"I have a question for you" Vs "I have a question to you"

What is the proper way of starting an email:

Hi X,

I have a question for you.

Or

I have a question to you.

Google fings 122M of the first version and 45M of the second one.Is the second one always incorrect?


Solution 1:

The idiom is overwhelmingly a question for (somebody). You'll sometimes meet the words a question to (someone), but usually in the context of put a question to (someone), where to is designating the indirect object the the verb put, not part of the noun phrase a question.

ie.

I have [a question for you].

but

I will put [a question] to you.

I guess that the majority of the 45M examples you found were from people who did not have English as their first language.

Solution 2:

SUPPLEMENTARY:
This is a methodological note raised by the form of your question, not an answer to the question itself (which has been quite adequately answered already).

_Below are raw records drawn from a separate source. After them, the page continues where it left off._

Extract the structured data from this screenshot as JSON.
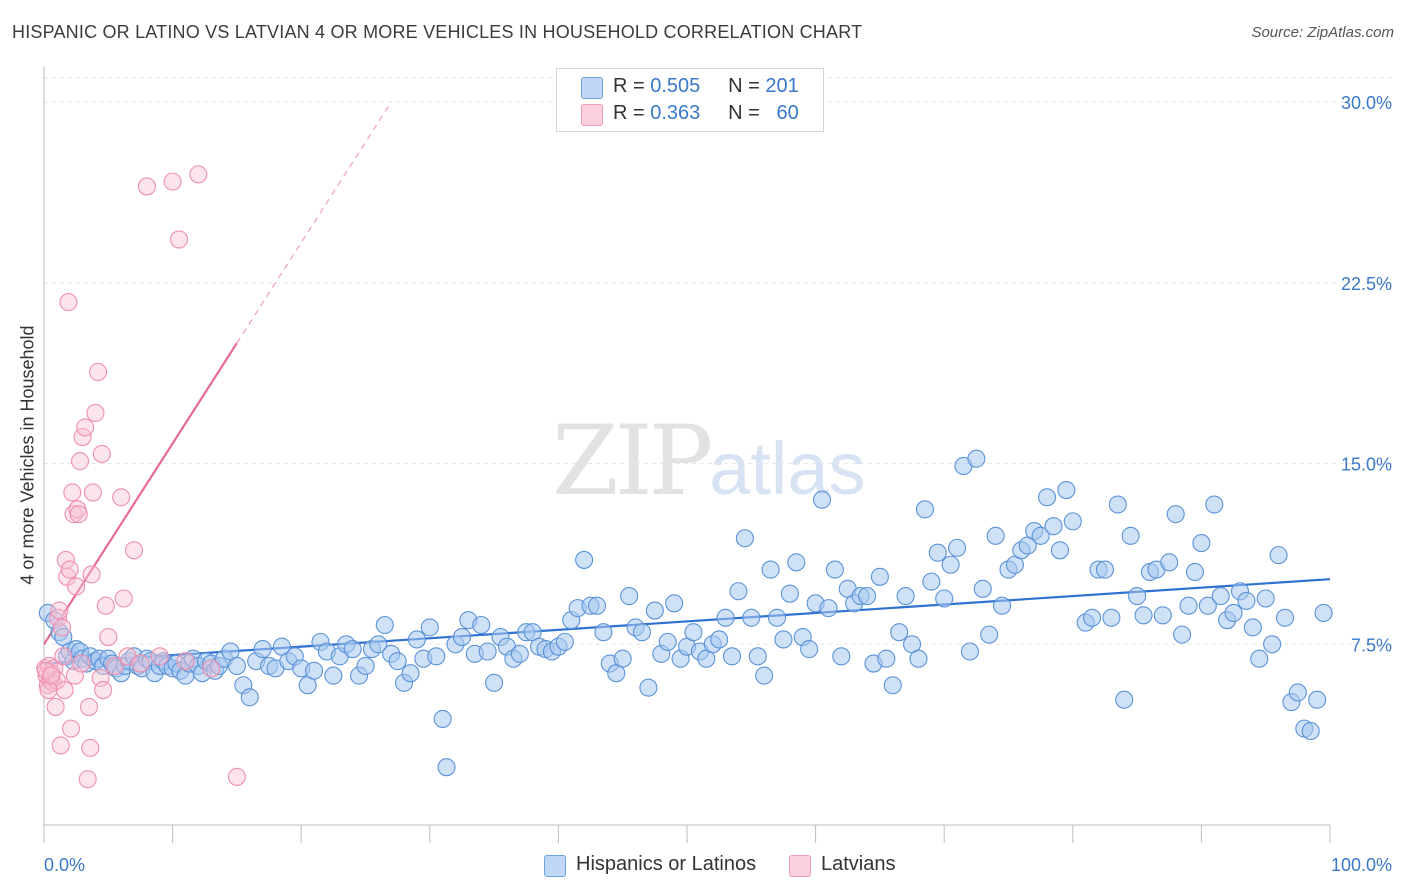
{
  "header": {
    "title": "HISPANIC OR LATINO VS LATVIAN 4 OR MORE VEHICLES IN HOUSEHOLD CORRELATION CHART",
    "source": "Source: ZipAtlas.com"
  },
  "watermark": {
    "zip": "ZIP",
    "atlas": "atlas"
  },
  "legend": {
    "rows": [
      {
        "r_label": "R =",
        "r_value": "0.505",
        "n_label": "N =",
        "n_value": "201",
        "color": "#a8c8f0"
      },
      {
        "r_label": "R =",
        "r_value": "0.363",
        "n_label": "N =",
        "n_value": "60",
        "color": "#f5b8cb"
      }
    ]
  },
  "bottom_legend": [
    "Hispanics or Latinos",
    "Latvians"
  ],
  "chart_data": {
    "type": "scatter",
    "title": "HISPANIC OR LATINO VS LATVIAN 4 OR MORE VEHICLES IN HOUSEHOLD CORRELATION CHART",
    "xlabel": "",
    "ylabel": "4 or more Vehicles in Household",
    "xlim": [
      0,
      100
    ],
    "ylim": [
      0,
      31
    ],
    "x_tick_labels": [
      "0.0%",
      "100.0%"
    ],
    "y_ticks": [
      7.5,
      15.0,
      22.5,
      30.0
    ],
    "y_tick_labels": [
      "7.5%",
      "15.0%",
      "22.5%",
      "30.0%"
    ],
    "grid": "horizontal dashed",
    "series": [
      {
        "name": "Hispanics or Latinos",
        "color": "#6fa3e0",
        "trend": {
          "x": [
            0,
            100
          ],
          "y": [
            6.7,
            10.2
          ]
        },
        "points": [
          [
            0.3,
            8.8
          ],
          [
            0.8,
            8.5
          ],
          [
            1.2,
            8.0
          ],
          [
            1.5,
            7.8
          ],
          [
            1.8,
            7.0
          ],
          [
            2.0,
            7.2
          ],
          [
            2.3,
            6.8
          ],
          [
            2.5,
            7.3
          ],
          [
            2.8,
            7.2
          ],
          [
            3.0,
            6.9
          ],
          [
            3.3,
            6.7
          ],
          [
            3.6,
            7.0
          ],
          [
            4.0,
            6.8
          ],
          [
            4.3,
            6.9
          ],
          [
            4.6,
            6.6
          ],
          [
            5.0,
            6.9
          ],
          [
            5.3,
            6.7
          ],
          [
            5.6,
            6.5
          ],
          [
            6.0,
            6.3
          ],
          [
            6.3,
            6.6
          ],
          [
            6.6,
            6.8
          ],
          [
            7.0,
            7.0
          ],
          [
            7.3,
            6.6
          ],
          [
            7.6,
            6.5
          ],
          [
            8.0,
            6.9
          ],
          [
            8.3,
            6.8
          ],
          [
            8.6,
            6.3
          ],
          [
            9.0,
            6.6
          ],
          [
            9.3,
            6.8
          ],
          [
            9.6,
            6.6
          ],
          [
            10.0,
            6.5
          ],
          [
            10.3,
            6.7
          ],
          [
            10.6,
            6.4
          ],
          [
            11.0,
            6.2
          ],
          [
            11.3,
            6.7
          ],
          [
            11.6,
            6.9
          ],
          [
            12.0,
            6.6
          ],
          [
            12.3,
            6.3
          ],
          [
            12.6,
            6.8
          ],
          [
            13.0,
            6.7
          ],
          [
            13.3,
            6.4
          ],
          [
            13.6,
            6.6
          ],
          [
            14.0,
            6.9
          ],
          [
            14.5,
            7.2
          ],
          [
            15.0,
            6.6
          ],
          [
            15.5,
            5.8
          ],
          [
            16.0,
            5.3
          ],
          [
            16.5,
            6.8
          ],
          [
            17.0,
            7.3
          ],
          [
            17.5,
            6.6
          ],
          [
            18.0,
            6.5
          ],
          [
            18.5,
            7.4
          ],
          [
            19.0,
            6.8
          ],
          [
            19.5,
            7.0
          ],
          [
            20.0,
            6.5
          ],
          [
            20.5,
            5.8
          ],
          [
            21.0,
            6.4
          ],
          [
            21.5,
            7.6
          ],
          [
            22.0,
            7.2
          ],
          [
            22.5,
            6.2
          ],
          [
            23.0,
            7.0
          ],
          [
            23.5,
            7.5
          ],
          [
            24.0,
            7.3
          ],
          [
            24.5,
            6.2
          ],
          [
            25.0,
            6.6
          ],
          [
            25.5,
            7.3
          ],
          [
            26.0,
            7.5
          ],
          [
            26.5,
            8.3
          ],
          [
            27.0,
            7.1
          ],
          [
            27.5,
            6.8
          ],
          [
            28.0,
            5.9
          ],
          [
            28.5,
            6.3
          ],
          [
            29.0,
            7.7
          ],
          [
            29.5,
            6.9
          ],
          [
            30.0,
            8.2
          ],
          [
            30.5,
            7.0
          ],
          [
            31.0,
            4.4
          ],
          [
            31.3,
            2.4
          ],
          [
            32.0,
            7.5
          ],
          [
            32.5,
            7.8
          ],
          [
            33.0,
            8.5
          ],
          [
            33.5,
            7.1
          ],
          [
            34.0,
            8.3
          ],
          [
            34.5,
            7.2
          ],
          [
            35.0,
            5.9
          ],
          [
            35.5,
            7.8
          ],
          [
            36.0,
            7.4
          ],
          [
            36.5,
            6.9
          ],
          [
            37.0,
            7.1
          ],
          [
            37.5,
            8.0
          ],
          [
            38.0,
            8.0
          ],
          [
            38.5,
            7.4
          ],
          [
            39.0,
            7.3
          ],
          [
            39.5,
            7.2
          ],
          [
            40.0,
            7.4
          ],
          [
            40.5,
            7.6
          ],
          [
            41.0,
            8.5
          ],
          [
            41.5,
            9.0
          ],
          [
            42.0,
            11.0
          ],
          [
            42.5,
            9.1
          ],
          [
            43.0,
            9.1
          ],
          [
            43.5,
            8.0
          ],
          [
            44.0,
            6.7
          ],
          [
            44.5,
            6.3
          ],
          [
            45.0,
            6.9
          ],
          [
            45.5,
            9.5
          ],
          [
            46.0,
            8.2
          ],
          [
            46.5,
            8.0
          ],
          [
            47.0,
            5.7
          ],
          [
            47.5,
            8.9
          ],
          [
            48.0,
            7.1
          ],
          [
            48.5,
            7.6
          ],
          [
            49.0,
            9.2
          ],
          [
            49.5,
            6.9
          ],
          [
            50.0,
            7.4
          ],
          [
            50.5,
            8.0
          ],
          [
            51.0,
            7.2
          ],
          [
            51.5,
            6.9
          ],
          [
            52.0,
            7.5
          ],
          [
            52.5,
            7.7
          ],
          [
            53.0,
            8.6
          ],
          [
            53.5,
            7.0
          ],
          [
            54.0,
            9.7
          ],
          [
            54.5,
            11.9
          ],
          [
            55.0,
            8.6
          ],
          [
            55.5,
            7.0
          ],
          [
            56.0,
            6.2
          ],
          [
            56.5,
            10.6
          ],
          [
            57.0,
            8.6
          ],
          [
            57.5,
            7.7
          ],
          [
            58.0,
            9.6
          ],
          [
            58.5,
            10.9
          ],
          [
            59.0,
            7.8
          ],
          [
            59.5,
            7.3
          ],
          [
            60.0,
            9.2
          ],
          [
            60.5,
            13.5
          ],
          [
            61.0,
            9.0
          ],
          [
            61.5,
            10.6
          ],
          [
            62.0,
            7.0
          ],
          [
            62.5,
            9.8
          ],
          [
            63.0,
            9.2
          ],
          [
            63.5,
            9.5
          ],
          [
            64.0,
            9.5
          ],
          [
            64.5,
            6.7
          ],
          [
            65.0,
            10.3
          ],
          [
            65.5,
            6.9
          ],
          [
            66.0,
            5.8
          ],
          [
            66.5,
            8.0
          ],
          [
            67.0,
            9.5
          ],
          [
            67.5,
            7.5
          ],
          [
            68.0,
            6.9
          ],
          [
            68.5,
            13.1
          ],
          [
            69.0,
            10.1
          ],
          [
            69.5,
            11.3
          ],
          [
            70.0,
            9.4
          ],
          [
            70.5,
            10.8
          ],
          [
            71.0,
            11.5
          ],
          [
            71.5,
            14.9
          ],
          [
            72.0,
            7.2
          ],
          [
            72.5,
            15.2
          ],
          [
            73.0,
            9.8
          ],
          [
            73.5,
            7.9
          ],
          [
            74.0,
            12.0
          ],
          [
            74.5,
            9.1
          ],
          [
            75.0,
            10.6
          ],
          [
            75.5,
            10.8
          ],
          [
            76.0,
            11.4
          ],
          [
            76.5,
            11.6
          ],
          [
            77.0,
            12.2
          ],
          [
            77.5,
            12.0
          ],
          [
            78.0,
            13.6
          ],
          [
            78.5,
            12.4
          ],
          [
            79.0,
            11.4
          ],
          [
            79.5,
            13.9
          ],
          [
            80.0,
            12.6
          ],
          [
            81.0,
            8.4
          ],
          [
            81.5,
            8.6
          ],
          [
            82.0,
            10.6
          ],
          [
            82.5,
            10.6
          ],
          [
            83.0,
            8.6
          ],
          [
            83.5,
            13.3
          ],
          [
            84.0,
            5.2
          ],
          [
            84.5,
            12.0
          ],
          [
            85.0,
            9.5
          ],
          [
            85.5,
            8.7
          ],
          [
            86.0,
            10.5
          ],
          [
            86.5,
            10.6
          ],
          [
            87.0,
            8.7
          ],
          [
            87.5,
            10.9
          ],
          [
            88.0,
            12.9
          ],
          [
            88.5,
            7.9
          ],
          [
            89.0,
            9.1
          ],
          [
            89.5,
            10.5
          ],
          [
            90.0,
            11.7
          ],
          [
            90.5,
            9.1
          ],
          [
            91.0,
            13.3
          ],
          [
            91.5,
            9.5
          ],
          [
            92.0,
            8.5
          ],
          [
            92.5,
            8.8
          ],
          [
            93.0,
            9.7
          ],
          [
            93.5,
            9.3
          ],
          [
            94.0,
            8.2
          ],
          [
            94.5,
            6.9
          ],
          [
            95.0,
            9.4
          ],
          [
            95.5,
            7.5
          ],
          [
            96.0,
            11.2
          ],
          [
            96.5,
            8.6
          ],
          [
            97.0,
            5.1
          ],
          [
            97.5,
            5.5
          ],
          [
            98.0,
            4.0
          ],
          [
            98.5,
            3.9
          ],
          [
            99.0,
            5.2
          ],
          [
            99.5,
            8.8
          ]
        ]
      },
      {
        "name": "Latvians",
        "color": "#f09ab5",
        "trend": {
          "x": [
            0,
            15
          ],
          "y": [
            7.5,
            20.0
          ]
        },
        "trend_extension": {
          "x": [
            15,
            27
          ],
          "y": [
            20.0,
            30.0
          ]
        },
        "points": [
          [
            0.1,
            6.5
          ],
          [
            0.2,
            6.2
          ],
          [
            0.3,
            5.8
          ],
          [
            0.4,
            6.6
          ],
          [
            0.5,
            6.0
          ],
          [
            0.6,
            6.3
          ],
          [
            0.7,
            5.9
          ],
          [
            0.8,
            6.5
          ],
          [
            0.9,
            4.9
          ],
          [
            1.0,
            6.0
          ],
          [
            1.1,
            8.6
          ],
          [
            1.2,
            8.9
          ],
          [
            1.3,
            3.3
          ],
          [
            1.4,
            8.2
          ],
          [
            1.5,
            7.0
          ],
          [
            1.6,
            5.6
          ],
          [
            1.7,
            11.0
          ],
          [
            1.8,
            10.3
          ],
          [
            1.9,
            21.7
          ],
          [
            2.0,
            10.6
          ],
          [
            2.1,
            4.0
          ],
          [
            2.2,
            13.8
          ],
          [
            2.3,
            12.9
          ],
          [
            2.4,
            6.2
          ],
          [
            2.5,
            9.9
          ],
          [
            2.6,
            13.1
          ],
          [
            2.7,
            12.9
          ],
          [
            2.8,
            15.1
          ],
          [
            2.9,
            6.7
          ],
          [
            3.0,
            16.1
          ],
          [
            3.2,
            16.5
          ],
          [
            3.4,
            1.9
          ],
          [
            3.5,
            4.9
          ],
          [
            3.6,
            3.2
          ],
          [
            3.7,
            10.4
          ],
          [
            3.8,
            13.8
          ],
          [
            4.0,
            17.1
          ],
          [
            4.2,
            18.8
          ],
          [
            4.4,
            6.1
          ],
          [
            4.5,
            15.4
          ],
          [
            4.6,
            5.6
          ],
          [
            4.8,
            9.1
          ],
          [
            5.0,
            7.8
          ],
          [
            5.5,
            6.6
          ],
          [
            6.0,
            13.6
          ],
          [
            6.2,
            9.4
          ],
          [
            6.5,
            7.0
          ],
          [
            7.0,
            11.4
          ],
          [
            7.5,
            6.7
          ],
          [
            8.0,
            26.5
          ],
          [
            9.0,
            7.0
          ],
          [
            10.0,
            26.7
          ],
          [
            10.5,
            24.3
          ],
          [
            11.0,
            6.8
          ],
          [
            12.0,
            27.0
          ],
          [
            13.0,
            6.5
          ],
          [
            15.0,
            2.0
          ],
          [
            0.15,
            6.4
          ],
          [
            0.35,
            5.6
          ],
          [
            0.55,
            6.2
          ]
        ]
      }
    ]
  }
}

  • Never trust those numbers of hits Google reports. They vary widely, depending on where you post your search from (they told me 3,030,000 hits on "I have a question to you"!), and they are "estimates" which bear no relationship to the number of actual hits they can show you. I have on occasion been told Google had tens of thousands of hits on a particular phrase, which when followed up turned out to be ten pages or fewer: less than a hundred.

  • A more reliable method of assessing usage is through Google Ngrams. This only surveys printed sources, so it doesn't catch much colloquial use (except the heavily stylized dialogue in fiction and scripts); but the graphs it provides are tolerably reliable. Here's an informative Ngram for your two phrases, "have a question for you" and "have a question to you":

    Question For/To

    Note the box: "not found: have a question to you", confirming the answers you have been given.

    You do have to be careful with your search terms here (as you do with Google, too, of course). You can't for instance rely on a comparison of "question for you/question to you", because this will pick up a lot of irrelevant hits on "put a question to you"

    Also note that the scale is a percentage. A large spike can be caused by a single book in a relatively small number of samples. And that single book might be the result of an OCR error. Results from 1900 onwards are less likely to feature recognition errors, and results from recent years will feature a larger number of books in the sample.